Не пряча слез, бежавшим по щекам, я помотала головой.
– Не могу. Не знаю.
Он мягко улыбнулся и погладил меня по щеке:
– Ну конечно же, знаешь.
Медленно, запечатывая в памяти каждое мгновение, я подошла к шкафу, в котором у нас стояли нобелевские лауреаты. Мне не нужно было смотреть, чтобы видеть пестрый корешок, усыпанный листьями, цветами и птицами.

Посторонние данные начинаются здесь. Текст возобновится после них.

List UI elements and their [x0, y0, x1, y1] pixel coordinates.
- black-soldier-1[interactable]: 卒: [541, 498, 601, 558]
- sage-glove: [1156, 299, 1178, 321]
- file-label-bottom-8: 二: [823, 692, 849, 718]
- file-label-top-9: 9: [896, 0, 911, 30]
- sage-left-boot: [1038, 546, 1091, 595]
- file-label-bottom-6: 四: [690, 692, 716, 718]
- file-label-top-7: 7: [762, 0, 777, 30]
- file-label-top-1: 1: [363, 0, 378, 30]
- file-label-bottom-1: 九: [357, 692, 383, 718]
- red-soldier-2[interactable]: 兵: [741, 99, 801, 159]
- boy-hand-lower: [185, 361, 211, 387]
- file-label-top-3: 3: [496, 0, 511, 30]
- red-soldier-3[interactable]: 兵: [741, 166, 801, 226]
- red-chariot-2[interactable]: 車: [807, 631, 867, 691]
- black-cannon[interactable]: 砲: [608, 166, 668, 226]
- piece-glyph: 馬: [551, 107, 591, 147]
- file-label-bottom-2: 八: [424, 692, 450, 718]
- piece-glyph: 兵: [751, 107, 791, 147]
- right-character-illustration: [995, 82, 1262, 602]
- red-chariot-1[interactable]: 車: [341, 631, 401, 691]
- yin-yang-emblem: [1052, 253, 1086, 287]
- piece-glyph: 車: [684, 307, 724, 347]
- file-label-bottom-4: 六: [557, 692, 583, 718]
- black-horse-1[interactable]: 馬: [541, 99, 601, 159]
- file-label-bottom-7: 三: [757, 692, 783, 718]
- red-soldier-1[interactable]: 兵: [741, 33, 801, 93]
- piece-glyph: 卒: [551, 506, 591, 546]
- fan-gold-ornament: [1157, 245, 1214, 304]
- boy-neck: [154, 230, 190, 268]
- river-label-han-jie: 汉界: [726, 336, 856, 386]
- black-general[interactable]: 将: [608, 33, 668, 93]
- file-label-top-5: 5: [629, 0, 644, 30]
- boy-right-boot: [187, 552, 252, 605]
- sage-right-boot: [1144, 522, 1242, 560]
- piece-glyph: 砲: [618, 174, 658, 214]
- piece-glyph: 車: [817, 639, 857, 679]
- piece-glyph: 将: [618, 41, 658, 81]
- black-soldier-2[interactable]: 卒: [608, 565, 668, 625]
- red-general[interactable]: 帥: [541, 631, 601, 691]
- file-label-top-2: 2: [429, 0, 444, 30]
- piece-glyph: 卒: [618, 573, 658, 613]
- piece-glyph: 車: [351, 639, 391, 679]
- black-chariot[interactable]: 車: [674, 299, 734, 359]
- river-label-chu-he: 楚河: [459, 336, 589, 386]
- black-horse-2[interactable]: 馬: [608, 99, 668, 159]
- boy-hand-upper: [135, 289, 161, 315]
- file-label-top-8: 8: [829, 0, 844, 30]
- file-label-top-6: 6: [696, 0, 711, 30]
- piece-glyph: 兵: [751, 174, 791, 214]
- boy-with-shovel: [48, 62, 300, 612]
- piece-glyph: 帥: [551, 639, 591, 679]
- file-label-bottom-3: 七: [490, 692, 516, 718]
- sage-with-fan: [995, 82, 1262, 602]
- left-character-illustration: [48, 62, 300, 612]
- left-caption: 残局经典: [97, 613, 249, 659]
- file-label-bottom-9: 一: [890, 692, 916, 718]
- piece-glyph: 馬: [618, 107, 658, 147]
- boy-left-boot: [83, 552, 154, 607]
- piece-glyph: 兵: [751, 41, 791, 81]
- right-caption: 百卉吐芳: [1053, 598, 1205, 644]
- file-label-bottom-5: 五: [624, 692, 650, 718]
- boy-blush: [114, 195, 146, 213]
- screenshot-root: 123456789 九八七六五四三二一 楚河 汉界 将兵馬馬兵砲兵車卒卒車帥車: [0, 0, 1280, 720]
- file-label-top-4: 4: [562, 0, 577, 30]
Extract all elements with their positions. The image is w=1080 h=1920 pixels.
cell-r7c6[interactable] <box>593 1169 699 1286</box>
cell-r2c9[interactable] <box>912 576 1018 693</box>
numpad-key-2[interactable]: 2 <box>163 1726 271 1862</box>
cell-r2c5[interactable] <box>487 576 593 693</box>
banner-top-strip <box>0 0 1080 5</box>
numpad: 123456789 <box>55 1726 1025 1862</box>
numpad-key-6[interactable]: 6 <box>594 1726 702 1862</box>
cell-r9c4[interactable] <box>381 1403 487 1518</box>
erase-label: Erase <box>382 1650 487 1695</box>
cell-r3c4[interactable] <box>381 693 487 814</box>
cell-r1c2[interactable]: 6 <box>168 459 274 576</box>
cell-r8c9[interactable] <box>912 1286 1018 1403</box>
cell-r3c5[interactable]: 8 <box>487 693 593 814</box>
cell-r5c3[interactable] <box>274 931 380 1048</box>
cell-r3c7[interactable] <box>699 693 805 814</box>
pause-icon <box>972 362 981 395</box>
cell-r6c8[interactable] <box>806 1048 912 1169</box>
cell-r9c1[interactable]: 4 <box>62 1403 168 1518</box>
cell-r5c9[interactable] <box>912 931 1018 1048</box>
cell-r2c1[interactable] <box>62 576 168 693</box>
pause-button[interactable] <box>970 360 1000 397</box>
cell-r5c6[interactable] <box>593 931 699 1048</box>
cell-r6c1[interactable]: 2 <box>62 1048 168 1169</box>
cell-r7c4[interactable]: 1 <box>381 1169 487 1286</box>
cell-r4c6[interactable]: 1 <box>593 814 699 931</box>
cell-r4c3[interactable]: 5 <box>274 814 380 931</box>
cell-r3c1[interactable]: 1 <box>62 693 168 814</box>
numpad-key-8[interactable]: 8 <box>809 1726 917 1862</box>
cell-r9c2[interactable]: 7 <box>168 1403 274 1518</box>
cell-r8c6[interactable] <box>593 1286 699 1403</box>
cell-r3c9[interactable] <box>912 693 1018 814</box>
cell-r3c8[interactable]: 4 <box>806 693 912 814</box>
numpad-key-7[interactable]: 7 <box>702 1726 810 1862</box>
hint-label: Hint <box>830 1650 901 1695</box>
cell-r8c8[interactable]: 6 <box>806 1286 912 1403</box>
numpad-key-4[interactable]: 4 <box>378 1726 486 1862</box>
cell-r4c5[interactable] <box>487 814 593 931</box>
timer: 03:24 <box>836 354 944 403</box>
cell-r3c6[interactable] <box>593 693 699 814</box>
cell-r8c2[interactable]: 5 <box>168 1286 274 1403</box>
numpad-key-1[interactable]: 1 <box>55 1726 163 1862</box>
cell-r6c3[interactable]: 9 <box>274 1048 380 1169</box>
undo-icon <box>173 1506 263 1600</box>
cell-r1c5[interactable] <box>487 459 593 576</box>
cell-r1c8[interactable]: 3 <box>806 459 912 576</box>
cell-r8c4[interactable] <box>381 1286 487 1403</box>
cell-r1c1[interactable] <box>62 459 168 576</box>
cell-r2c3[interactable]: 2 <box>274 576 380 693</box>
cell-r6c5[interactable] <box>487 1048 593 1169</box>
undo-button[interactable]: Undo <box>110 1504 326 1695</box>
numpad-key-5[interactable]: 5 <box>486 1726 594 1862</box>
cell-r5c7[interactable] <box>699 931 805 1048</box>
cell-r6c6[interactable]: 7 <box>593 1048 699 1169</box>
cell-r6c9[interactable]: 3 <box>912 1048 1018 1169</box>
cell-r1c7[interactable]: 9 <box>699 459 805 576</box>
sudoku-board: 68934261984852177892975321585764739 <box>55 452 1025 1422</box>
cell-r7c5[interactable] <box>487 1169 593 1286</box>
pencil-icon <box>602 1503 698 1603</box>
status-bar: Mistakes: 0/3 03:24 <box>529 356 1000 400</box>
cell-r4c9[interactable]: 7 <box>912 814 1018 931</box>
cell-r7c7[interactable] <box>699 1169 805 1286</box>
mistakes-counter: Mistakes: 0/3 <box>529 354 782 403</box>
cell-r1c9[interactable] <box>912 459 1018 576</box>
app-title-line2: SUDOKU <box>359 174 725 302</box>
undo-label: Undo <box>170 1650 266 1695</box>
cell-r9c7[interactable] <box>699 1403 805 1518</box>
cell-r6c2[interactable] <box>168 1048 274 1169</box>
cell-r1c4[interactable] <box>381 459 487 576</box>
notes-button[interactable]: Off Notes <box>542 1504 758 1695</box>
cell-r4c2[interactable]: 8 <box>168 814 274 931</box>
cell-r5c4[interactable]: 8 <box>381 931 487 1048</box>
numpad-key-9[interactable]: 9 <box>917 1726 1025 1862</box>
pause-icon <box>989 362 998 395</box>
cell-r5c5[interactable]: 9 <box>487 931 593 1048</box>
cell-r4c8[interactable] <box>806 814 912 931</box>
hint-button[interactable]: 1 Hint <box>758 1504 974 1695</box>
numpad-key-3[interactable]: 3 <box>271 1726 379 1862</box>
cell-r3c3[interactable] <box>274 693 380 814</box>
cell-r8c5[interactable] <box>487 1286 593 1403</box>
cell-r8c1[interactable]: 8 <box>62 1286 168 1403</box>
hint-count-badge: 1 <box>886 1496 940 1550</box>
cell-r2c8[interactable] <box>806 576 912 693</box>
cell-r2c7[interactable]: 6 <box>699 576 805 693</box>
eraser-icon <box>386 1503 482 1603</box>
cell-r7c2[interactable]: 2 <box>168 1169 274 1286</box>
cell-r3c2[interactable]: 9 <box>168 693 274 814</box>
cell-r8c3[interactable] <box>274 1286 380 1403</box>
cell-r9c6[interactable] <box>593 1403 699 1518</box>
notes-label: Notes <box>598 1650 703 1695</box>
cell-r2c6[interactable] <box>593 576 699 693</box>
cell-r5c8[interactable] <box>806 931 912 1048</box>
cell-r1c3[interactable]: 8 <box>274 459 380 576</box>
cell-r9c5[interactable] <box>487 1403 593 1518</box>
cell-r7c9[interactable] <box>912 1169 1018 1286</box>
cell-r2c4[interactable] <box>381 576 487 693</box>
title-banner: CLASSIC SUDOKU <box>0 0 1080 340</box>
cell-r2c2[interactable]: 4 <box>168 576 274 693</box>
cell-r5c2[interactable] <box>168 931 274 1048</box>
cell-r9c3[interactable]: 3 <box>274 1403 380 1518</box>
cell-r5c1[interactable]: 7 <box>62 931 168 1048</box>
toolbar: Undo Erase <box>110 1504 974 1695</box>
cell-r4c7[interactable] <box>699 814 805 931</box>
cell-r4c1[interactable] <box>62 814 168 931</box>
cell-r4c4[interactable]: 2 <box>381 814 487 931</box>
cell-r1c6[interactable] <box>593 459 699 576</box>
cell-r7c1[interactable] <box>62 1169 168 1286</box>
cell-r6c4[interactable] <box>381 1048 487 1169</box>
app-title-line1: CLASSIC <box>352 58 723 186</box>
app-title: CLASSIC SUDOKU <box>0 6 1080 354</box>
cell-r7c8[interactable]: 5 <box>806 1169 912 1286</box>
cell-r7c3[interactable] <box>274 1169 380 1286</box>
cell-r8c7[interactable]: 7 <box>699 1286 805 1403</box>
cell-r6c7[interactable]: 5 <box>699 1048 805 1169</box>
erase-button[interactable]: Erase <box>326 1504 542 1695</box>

Нью-Йорк, Харпер и Роу, 1970 год издания, в оригинальной суперобложке.
Габриэль Гарсия Маркес.
«Сто лет одиночества».
Вы никогда не заметите книгу, которая не хочет быть обнаруженной. Она спрячется среди товарок, сольется с соседками, будет водить вас кругами, вводя в заблуждение, что вот только вчера вы ее видели на этом самой полке. Но книга, которая знает, что ее час настал – сама пойдет вам в руки, вы лишь проведете рукой по плотному ряду, и она мягко позовет вас за собой, приглашая в бесконечное путешествие.
Иногда с судьбой можно поиграть в прятки. Погрозить кулаком, соблазнить, умоляя, встать на колени, выторговать в яростном споре, выиграть в карты, в конце-то концов, иную участь и прожить дни, месяцы, годы, отсрочив неизбежное.
Но иногда она приходит и становится прямо напротив тебя, понимающе и участливо смотрит в глаза, и ты понимаешь, что обратной дороги нет, и не помогут ни слезы, ни уговоры, ни молитвы.
– Не стоит грустить, Ева.
– «Она грустит, потому что ей кажется, что ты должен скоро умереть».
Голд тепло улыбнулся:
– «Скажи ей, что человек умирает не тогда, когда должен, а тогда, когда может».[3] Я хорошо тебя выучил, девочка. Теперь ты стала взрослая, а я совсем старик, и я устал. Я должен был быть на том свете уже давно, но возвратился назад, и рядом с тобой мое одиночество было не таким сильным. А сейчас мне пора.